Tory Burch will be delving deeper into the denim category come fall.
This story first appeared in the June 10, 2010 issue of WWD. Subscribe Today.
The designer has revamped and expanded her collection’s denim offerings as part of a strategy to grow the business and enhance a product category that will aid in the company’s efforts to expand in Europe and Asia.
“We’re looking at [denim] as a core part of our business,” said Burch, adding that denim could represent as much as 10 percent of her ready-to-wear business by the end of the year.
Burch said denim has been a part of the collection since its introduction in 2004. She acknowledged that the primary denim offering consisted of boot-cut and slim styles. Offering a more in-depth denim assortment is recognition of how strong a component denim tends to be for her customers, Burch said. It’s also the right time for the company to be undergoing targeted product expansion.
“We want to prove ourselves in the denim world and we want to do it in the right way and at the right pace,” she said. “For us, it’s a learning process.

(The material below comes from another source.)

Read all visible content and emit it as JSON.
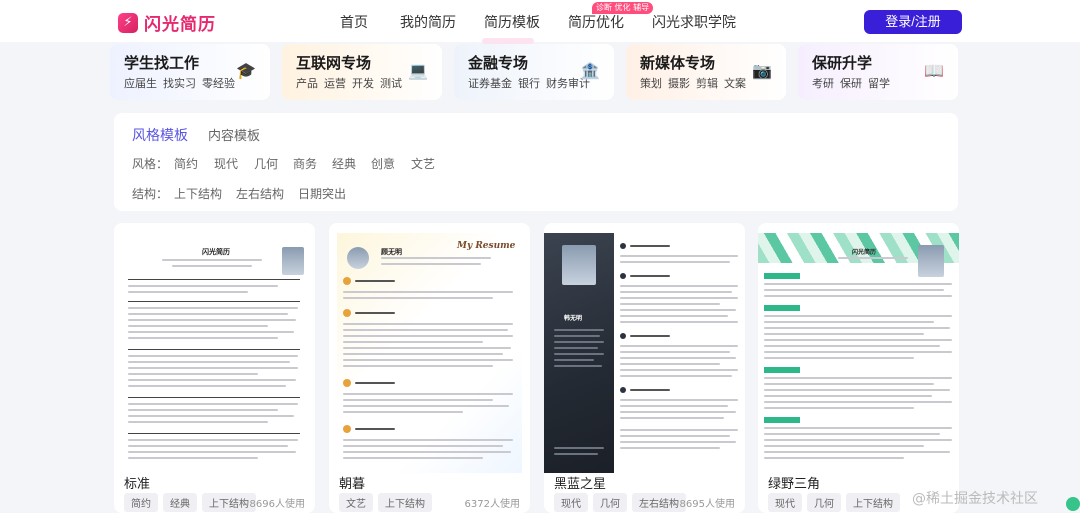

I feel that we are at a good place right now. I’m really happy with the direction of our collection and it’s something that we’re going to continue to work on and expand. I think there’s always room for denim in the market if it’s great.”
Denim will become a standard part of the collection’s 11 deliveries throughout the year. Skinny and boot-cut styles have been joined by denim leggings, stretch corduroy, a Sgt. Pepper jacket, a sailor-cut style and highly detailed items such as printed denim, bottoms that have been hand-painted in silver and a jacket and a bottom that feature a washable leather.
“I think printed denim is really interesting and I think our prints really translate onto denim,” Burch said.
Retail prices for bottoms range from $165 to $250, and tops sell for $295 to $425. About 50 percent of the fabric will come from Japanese denim mills and the majority of production is in Asia. Other details include hand-ground holes, hand-painting, embroidery and whiskering. Burch also has mixed denim with other materials, such as leather and canvas.
“I’ve learned a lot in the last year doing a lot of research on different fits, textures and weights,” she said.
The revamped denim offerings will be carried in all the label’s branded stores in the U.S. and will be available on its Web site. Many of the brand’s wholesale customers also have picked up the line, as well as 100 department and specialty stores in Europe and Asia.
“As we all know, denim is very much part of how our customer dresses and how we all dress, so I wanted to expand on that and create more options,” Burch said.